Yamagata Girls Farm (山形ガールズ農場 Yamagata Gāruzu Nōjō) is an agricultural organization in the city of Murayama in Yamagata Prefecture, Japan, whose goal is to promote agriculture work amongst young women.

==Description==

Yamagata Girls Farm lies about north of Tokyo in Yamagata Prefecture. As of 2014, Yamagata Girls Farm had seven members in their 20s and 30s, all of whom held agriculture degrees, though the farm does not require members to hold a degree. They grew watermelon, spinach, taro, and five kinds of rice, (Note: Until 2013 the farm also grew tomatoes, eggplants, and cucumbers.) from which they also made baked goods to sell. The farm sells its products online and through restaurants and hotels.

==Background==

As of 2011, agriculture made up 1.2% of Japan's GDP and provided 39% of Japan's food self-sufficiency.
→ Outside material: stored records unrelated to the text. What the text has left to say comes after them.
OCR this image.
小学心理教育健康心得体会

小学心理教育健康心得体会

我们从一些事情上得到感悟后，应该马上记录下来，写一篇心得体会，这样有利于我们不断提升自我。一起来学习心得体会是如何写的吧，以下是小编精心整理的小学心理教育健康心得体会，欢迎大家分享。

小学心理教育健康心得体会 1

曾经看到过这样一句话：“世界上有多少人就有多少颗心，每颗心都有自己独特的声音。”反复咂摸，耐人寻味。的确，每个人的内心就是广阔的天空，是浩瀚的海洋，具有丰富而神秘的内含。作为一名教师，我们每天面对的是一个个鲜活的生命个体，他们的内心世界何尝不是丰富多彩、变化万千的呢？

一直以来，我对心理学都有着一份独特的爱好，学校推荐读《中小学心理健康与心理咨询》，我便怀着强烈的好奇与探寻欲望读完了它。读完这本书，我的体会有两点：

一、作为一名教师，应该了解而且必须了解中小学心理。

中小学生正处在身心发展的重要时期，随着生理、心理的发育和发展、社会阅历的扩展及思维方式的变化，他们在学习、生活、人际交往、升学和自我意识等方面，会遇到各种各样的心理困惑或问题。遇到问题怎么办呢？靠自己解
Food self-sufficiency was 73% in 1965 and steeply declined as government promotion of manufactured goods led to rapid urbanization and an aging rural population who increasingly had to supplement their incomes with outside work. Young people have tended to avoid agricultural work due to stereotypes of it being laborious and biased against women. Faced with an aging population reliant on food imports has prompted the Japanese government to invest in agriculture and to raise awareness of women's rights in farming, such as the rights to land ownership and income.

==History==

Nahoko Takahashi (Note: 高橋菜穂子 Takahashi Nahoko) returned to her parents' home after graduating from Yokohama National University. Her father was a farmer whom she had helped while growing up. She developed a determination to revitalize Japanese agriculture and founded Yamagata Girls Farm as a corporation employing women in agricultural work, as there were few farms in Japan that welcomed female workers.

As of 2014 Yamagata Girls Farm had yet to turn a profit. The farm was focusing on rice grown with organic methods as a main source of income.